Definition
Let $T$ be a torus and $R: G \to GL(V)$ a representation. $R(T)$ is a collection of commuting matrices and therefore can be simultaniously diagonalized.
For a character $\lambda \in \mathcal{X}(T)$ define the weight space $$ V_\lambda = \left\{ v \in V \mid \forall \tau \in T : R(\tau)v = \lambda(\tau)v \right\} \ .$$ A weight of a representation $R$ with respect to $T$ is a differential $d\lambda : \mathfrak{t} \to \mathbb{R}$ of a character $\lambda \in \mathcal{X}(T)$ for which $V_\lambda \ne \{0\}$.
The set of weights is denoted by $\Phi_R$.
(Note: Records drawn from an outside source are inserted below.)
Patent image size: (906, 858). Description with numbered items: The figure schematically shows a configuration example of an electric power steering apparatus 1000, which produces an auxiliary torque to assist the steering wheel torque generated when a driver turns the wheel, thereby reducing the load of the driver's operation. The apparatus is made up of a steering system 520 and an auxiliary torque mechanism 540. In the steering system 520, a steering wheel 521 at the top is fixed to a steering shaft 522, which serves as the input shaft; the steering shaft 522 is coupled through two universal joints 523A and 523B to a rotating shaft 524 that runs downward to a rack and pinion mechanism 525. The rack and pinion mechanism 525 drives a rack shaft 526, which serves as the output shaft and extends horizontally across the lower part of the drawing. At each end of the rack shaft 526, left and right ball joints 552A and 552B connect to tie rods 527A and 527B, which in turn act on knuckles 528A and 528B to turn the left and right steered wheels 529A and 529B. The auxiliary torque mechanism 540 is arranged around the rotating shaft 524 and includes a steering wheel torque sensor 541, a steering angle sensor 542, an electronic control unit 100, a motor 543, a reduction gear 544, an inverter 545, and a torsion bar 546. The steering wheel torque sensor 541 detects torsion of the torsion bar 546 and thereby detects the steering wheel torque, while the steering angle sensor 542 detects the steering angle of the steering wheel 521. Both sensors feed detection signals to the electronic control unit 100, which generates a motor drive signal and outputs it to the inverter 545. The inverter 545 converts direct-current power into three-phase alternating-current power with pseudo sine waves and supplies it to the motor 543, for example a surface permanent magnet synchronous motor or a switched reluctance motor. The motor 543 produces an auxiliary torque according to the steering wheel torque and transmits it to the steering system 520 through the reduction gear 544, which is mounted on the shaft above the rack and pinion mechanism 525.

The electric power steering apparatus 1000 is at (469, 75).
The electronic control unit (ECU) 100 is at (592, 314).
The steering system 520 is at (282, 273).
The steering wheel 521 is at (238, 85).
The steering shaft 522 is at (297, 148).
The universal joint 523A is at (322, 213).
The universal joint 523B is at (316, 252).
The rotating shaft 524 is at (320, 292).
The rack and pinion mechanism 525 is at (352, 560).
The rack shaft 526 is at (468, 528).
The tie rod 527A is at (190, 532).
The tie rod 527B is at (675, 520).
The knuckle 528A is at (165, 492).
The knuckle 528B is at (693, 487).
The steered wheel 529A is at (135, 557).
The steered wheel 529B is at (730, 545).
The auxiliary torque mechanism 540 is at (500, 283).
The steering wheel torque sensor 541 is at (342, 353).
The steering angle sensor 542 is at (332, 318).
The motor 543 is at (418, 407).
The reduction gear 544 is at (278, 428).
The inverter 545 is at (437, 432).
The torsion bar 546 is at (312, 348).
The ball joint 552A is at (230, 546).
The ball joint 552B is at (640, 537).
We have a decomposition $$ V = \bigoplus_{d\lambda \in \Phi_R} V_\lambda \ .$$
Question
I want to show that over $\mathbb{R}$ the set $\Phi_R$ spans the subspace $$ W = \left\{ f \in \mathfrak{t}^* \mid \forall x \in \mathfrak{t} \cap \ker(dR) : f(x) = 0 \right\} \ . $$ If $dR$ is faithful than $\Phi_R$ spans $\mathfrak{t}^*$.
The claim "If $dR$ is faithful than $\Phi_R$ spans $\mathfrak{t}^*$" is a corollary of the general thing I want to prove taking $\ker dR = \{ 0 \}$, and then $f(0)=0$ for all $f \in \mathfrak{t}^*$.
The Example I have in mind is taking $$ (\mathbb{R}^\times)^n = T \ni \tau = \operatorname{diag}(t_1 , ... , t_n) = \operatorname{diag}(e^{x_1}, ... , e^{x_n}) $$ and then $$ \mathfrak{t} = \operatorname{Lie}(T) \ni x = \operatorname{diag}(x_1 , ... , x_n)$$ This is faithful representation $R: T \to GL_n(\mathbb{R})$.
The set of weights: the characters are $\epsilon_1,...,\epsilon_n$ where $\epsilon_i(\tau) = t_i$. Then we take $d \epsilon_i(x) = x_i$.
I do have that if $\epsilon_1,...,\epsilon_n$ are linearly independent characters then $d\epsilon_1,...,d\epsilon_n$ is a basis for $\mathfrak{t}^*$.
I can constuct a non-faithful representation: $$ (\mathbb{R}^\times)^{n+1} \ni (t_1,...,t_n,t_{n+1}) \longmapsto \operatorname{diag}(t_1,...,t_n,1) \in GL_{n+1}(\mathbb{R}) $$ where $t_{n+1} \mapsto 1$.